Facebook pledges to fight vaccine misinformation amid mounting criticism
The MMR vaccine is shown on Monday, Feb. 25, 2019. (Nafeesa Karim / CTV Vancouver)
Published Thursday, March 7, 2019 1:55PM PST
Last Updated Thursday, March 7, 2019 2:07PM PST
Years after promising to combat misinformation on its platform, Facebook has announced new efforts to curb the spread of false and misleading information about vaccines.
In an email to CTV News, Facebook Canada said the company is taking concrete steps against the anti-vax movement’s proliferation of lies, hoaxes and manufactured controversies around vaccines and vaccine safety “by reducing its distribution and providing people with authoritative information on the topic” on both Facebook and Instagram.
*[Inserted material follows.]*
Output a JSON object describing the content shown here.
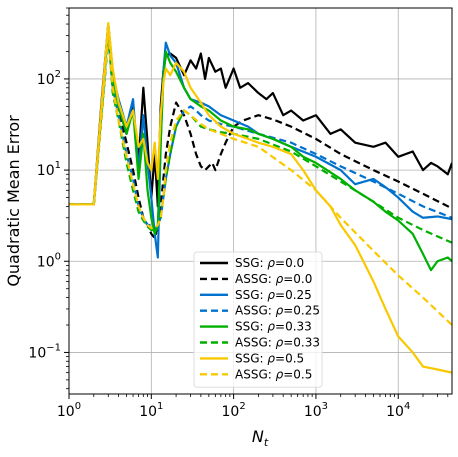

The announcement comes amid a growing number of measles outbreaks around the world. In the past month, 17 people have tested positive for the highly contageous disease in Metro Vancouver, with countless others possibly exposed to the highly contagious and potentially life-threatening illness.
While local doctors anecdotally report a surge of people getting MMR boosters or vaccinations as a result, there’s also been a backlash from vaccine sceptics on social media, as CTV reported last month.
Facebook says the company will be knocking down recommendations of anti-vax groups in search results and rejecting misinformation ads as well as potentially disabling accounts.
The company adds it is “exploring ways to share educational information about vaccines when people come across misinformation on this topic.”
While the move is welcome news to social media users frustrated with the easy spread of vaccine misinformation, the company is making the move after years of criticism for alleged inaction during which individuals and Facebook groups have been able to spread their misinformation and lies virtually unimpeded.
It’s also notable that Facebook is currently embroiled in a public relations nightmare, with mounting criticism about its privacy protection for users as well as a perceived lack of action against alleged hate groups and Russian propaganda campaigns.
The social media giant as well as other companies like Google, Apple and Amazon have all been invited to a special meeting in Ottawa this May involving multiple countries probing the rise of disinformation and “fake news” online.